Baca berita tanpa iklan. Gabung Kompas.com+

Alasan Generasi Muda di China Enggan Rayakan Imlek

Kompas.com - 10/02/2024, 22:00 WIB
BBC News Indonesia,
Aditya Jaya Iswara

Tim Redaksi

Ekspor, yang merupakan penggerak utama ekonomi China, melemah karena memburuknya hubungan China dengan negara-negara Barat. Hingga kini, Presiden AS Joe Biden belum menghapus tarif perdagangan atas barang-barang ekspor dari China yang diterapkan pada masa pemerintahan Donlad Trump.

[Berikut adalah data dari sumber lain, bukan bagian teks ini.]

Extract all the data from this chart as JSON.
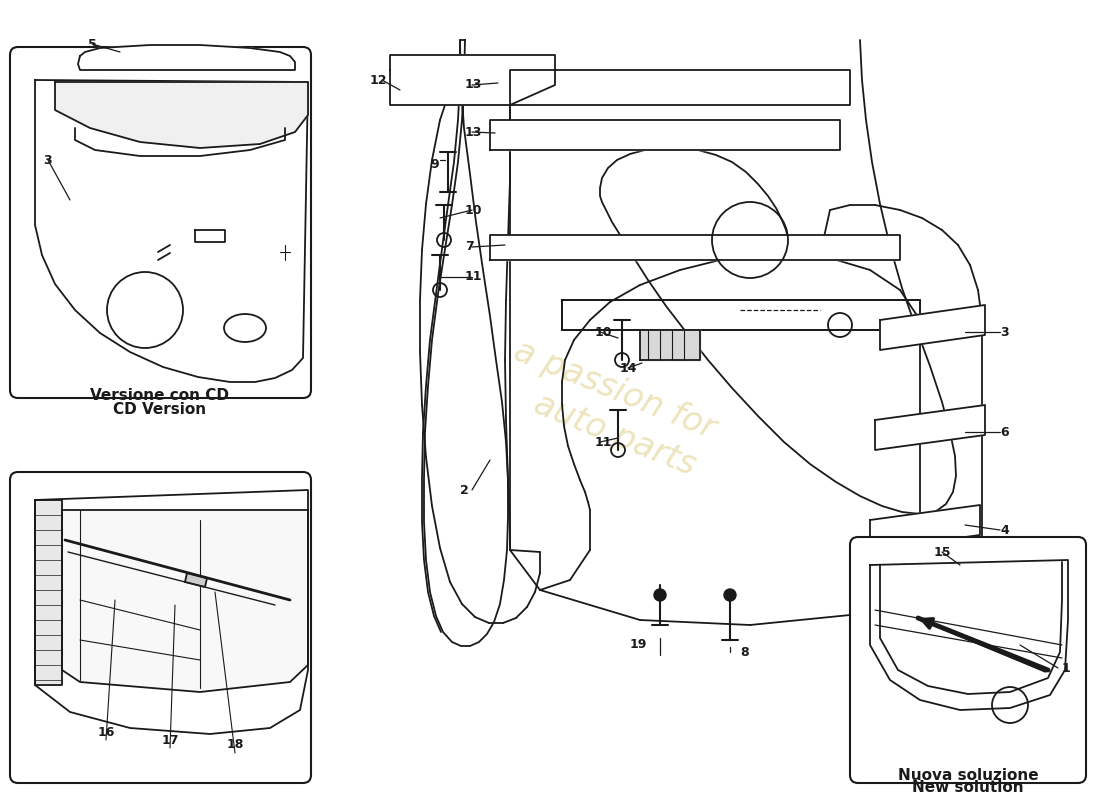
{
  "background_color": "#ffffff",
  "line_color": "#1a1a1a",
  "label_color": "#1a1a1a",
  "watermark_text": "a passion for\nauto parts",
  "watermark_color": "#b8960a",
  "watermark_alpha": 0.3,
  "box1_label": "Versione con CD\nCD Version",
  "box3_label": "Nuova soluzione\nNew solution"
}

Qingfeng meninggalkan pekerjaannya dua bulan kemudian dan kini dipekerjakan oleh gym baru yang akan dibuka setelah liburan. Namun, dia tidak ingin bertemu keluarganya karena dia telah kehilangan hampir seluruh tabungannya tahun lalu. Dia belum mau membeberkan apa yang terjadi padanya.

“Bisa dibilang saya gagal di pasar saham.”

Pada awal Februari, saham China jatuh ke level terendah dalam lima tahun. Akun Weibo milik Kedutaan Besar AS telah menjadi "tembok ratapan" bagi para investor China, bahkan ada yang meminta bantuan dari Amerika. Beberapa mengkritik kepemimpinan saat ini.

Baca juga: Imlek 2023: Orang China Sambut Tahun Kelinci, Orang Vietnam Tahun Kucing, Siapa yang Benar?

Qingfeng tidak yakin apakah dia akan mampu membangun basis pelanggan baru di tengah krisis ekonomi yang terjadi saat ini di China.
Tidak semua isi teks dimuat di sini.